Building docker images

Kubernetes is pulling images from a registry, so you need to first build the docker files locally and push them to a registry. We are using the registry feature of GitLab. Make sure to set up your local docker so that it can upload images into the registry.

We try to keep the version numbers of all images in sync and use the script release.sh for this. You will need to edit this script and exchange the registry URL with your own. The script takes the new version number as its argument and builds all docker images and pushes them into our registry.

cd dockerfiles
./release 1.2.3

By default this is pushing images into the staging branch of the registry.
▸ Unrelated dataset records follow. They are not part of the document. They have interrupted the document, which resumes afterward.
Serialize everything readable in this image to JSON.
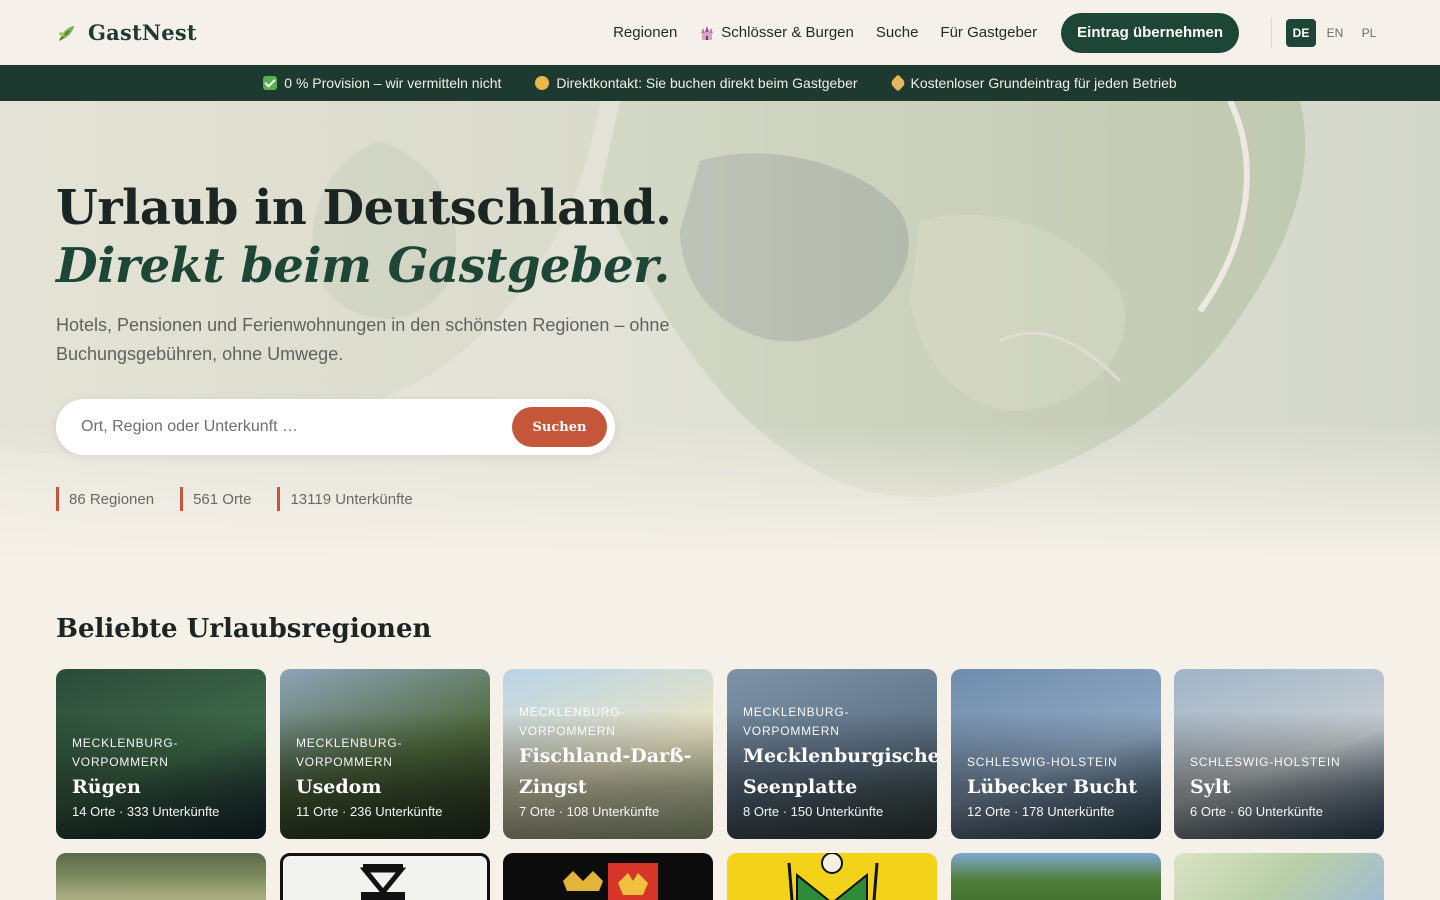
{
  "brand": {
    "name": "GastNest",
    "icon": "leaf-icon"
  },
  "nav": {
    "items": [
      {
        "label": "Regionen"
      },
      {
        "label": "Schlösser & Burgen",
        "icon": "castle-icon"
      },
      {
        "label": "Suche"
      },
      {
        "label": "Für Gastgeber"
      }
    ],
    "cta": "Eintrag übernehmen",
    "languages": [
      {
        "code": "DE",
        "active": true
      },
      {
        "code": "EN",
        "active": false
      },
      {
        "code": "PL",
        "active": false
      }
    ]
  },
  "trust_bar": [
    {
      "icon": "check-icon",
      "text": "0 % Provision – wir vermitteln nicht"
    },
    {
      "icon": "handshake-icon",
      "text": "Direktkontakt: Sie buchen direkt beim Gastgeber"
    },
    {
      "icon": "tag-icon",
      "text": "Kostenloser Grundeintrag für jeden Betrieb"
    }
  ],
  "hero": {
    "title_line1": "Urlaub in Deutschland.",
    "title_line2": "Direkt beim Gastgeber.",
    "subtitle": "Hotels, Pensionen und Ferienwohnungen in den schönsten Regionen – ohne Buchungsgebühren, ohne Umwege.",
    "search_placeholder": "Ort, Region oder Unterkunft …",
    "search_button": "Suchen",
    "stats": [
      "86 Regionen",
      "561 Orte",
      "13119 Unterkünfte"
    ]
  },
  "regions": {
    "title": "Beliebte Urlaubsregionen",
    "cards": [
      {
        "state": "Mecklenburg-Vorpommern",
        "name": "Rügen",
        "meta": "14 Orte · 333 Unterkünfte",
        "palette": [
          "#2b4a3a",
          "#3f6b4a",
          "#1d3540"
        ]
      },
      {
        "state": "Mecklenburg-Vorpommern",
        "name": "Usedom",
        "meta": "11 Orte · 236 Unterkünfte",
        "palette": [
          "#8ea3b8",
          "#4f6a3c",
          "#2f3f2a"
        ]
      },
      {
        "state": "Mecklenburg-Vorpommern",
        "name": "Fischland-Darß-Zingst",
        "meta": "7 Orte · 108 Unterkünfte",
        "palette": [
          "#b8d4e8",
          "#e9e3c4",
          "#c9d9a8"
        ]
      },
      {
        "state": "Mecklenburg-Vorpommern",
        "name": "Mecklenburgische Seenplatte",
        "meta": "8 Orte · 150 Unterkünfte",
        "palette": [
          "#7f93a8",
          "#5f7487",
          "#3e5048"
        ]
      },
      {
        "state": "Schleswig-Holstein",
        "name": "Lübecker Bucht",
        "meta": "12 Orte · 178 Unterkünfte",
        "palette": [
          "#6e8cad",
          "#8fa9c4",
          "#3e5a6b"
        ]
      },
      {
        "state": "Schleswig-Holstein",
        "name": "Sylt",
        "meta": "6 Orte · 60 Unterkünfte",
        "palette": [
          "#9fb4c8",
          "#c8cfd2",
          "#3b5a72"
        ]
      }
    ]
  }
}
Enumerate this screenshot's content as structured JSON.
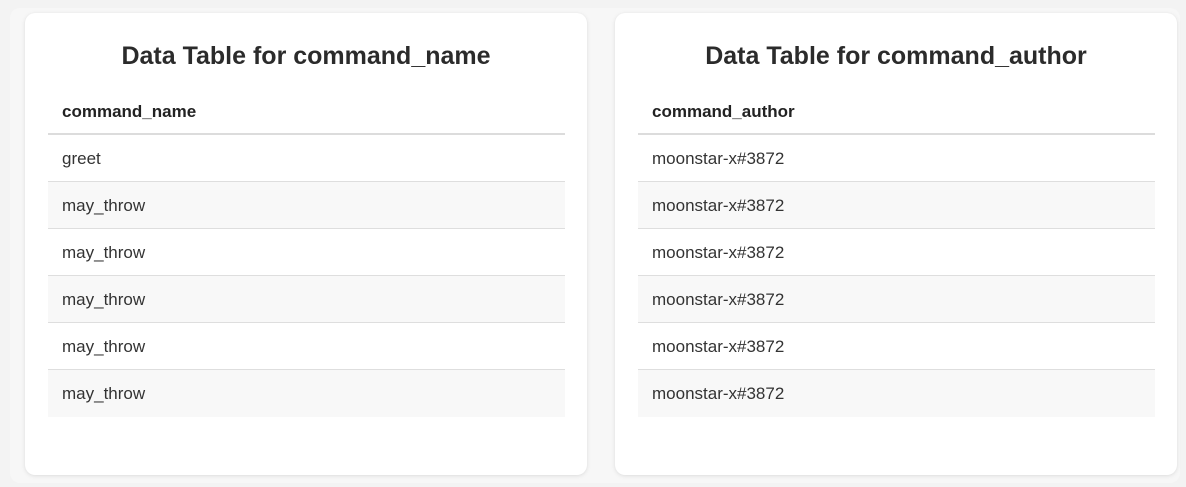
{
  "tables": [
    {
      "title": "Data Table for command_name",
      "header": "command_name",
      "rows": [
        "greet",
        "may_throw",
        "may_throw",
        "may_throw",
        "may_throw",
        "may_throw"
      ]
    },
    {
      "title": "Data Table for command_author",
      "header": "command_author",
      "rows": [
        "moonstar-x#3872",
        "moonstar-x#3872",
        "moonstar-x#3872",
        "moonstar-x#3872",
        "moonstar-x#3872",
        "moonstar-x#3872"
      ]
    }
  ]
}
If you want to build a production image, you need to provide the extra argument production.

cd dockerfiles
./release 1.2.3 production

deploying to Kubernetes

After pushing all images to your container registry you can ask Kubernetes to pull and deploy them. If necessary, you might need to create a personal token for logging into the GitLab Registry and store it as a secret that you then reference in the Kubernetes yaml files. You need to edit the yaml files to suit your setup, especially you need to edit:

  • The image registry URL
  • The ceph setup
  • The name of your Kubernetes namespace

These edits you only have to do once, but for each new deploy you have to edit the version numbers of the images in the deployment yaml files. This can be done with a simple sed:

sed -i 's/1.2-RC1/1.2/' ../kubernetes/*deploy*

There is a handy script that calls all necessary kubectl commands one after another called start-kube.sh, for bringing it all down again use stop-kube.sh instead. By default this doesn't touch the persistent volume claim. For a full redeploy that forgets all history you have to call the kubectl command manually:

kubectl delete -f pgdata-persistentvolumeclaim.yaml

ceph

secrets

d

Exemplary workflow using Docker Compose (this might be outdated)

get Dockerfiles

git clone https://gitlab.inf.unibz.it/commul/docker/clarin-dspace/
cd clarin-dspace

get my versions of dist files

cp password_mod.sh.dist password_mod.sh
cp commul-customization/init-dspace-dbs.sh.dist commul-customization/init-dspace-dbs.sh
cp commul-customization/local.properties.dist commul-customization/local.properties

change passwords

vi password_mod.sh
chmod +x password_mod.sh
./password_mod.sh

make sure the certificate and key are there

cp -r /tmp/certs ./commul-customization/

build the images

docker-compose up -d --build

enter the DSpace container

docker exec -ti clarindspace_dspace_1 bash

deploy DSpace

make new_deploy

copy over modified aai_config.js

cp /tmp/aai_config.js /opt/lindat-dspace/installation/webapps/xmlui/themes/UFAL/lib/js/

create dspace admin as tomcat8, so that the log files have the right owner

su  -s /bin/sh tomcat8
/opt/lindat-dspace/installation/bin/dspace create-administrator

start the dspace webapp

cd /opt/repository/sources/dspace/utilities/project_helpers/scripts
/etc/init.d/tomcat8 start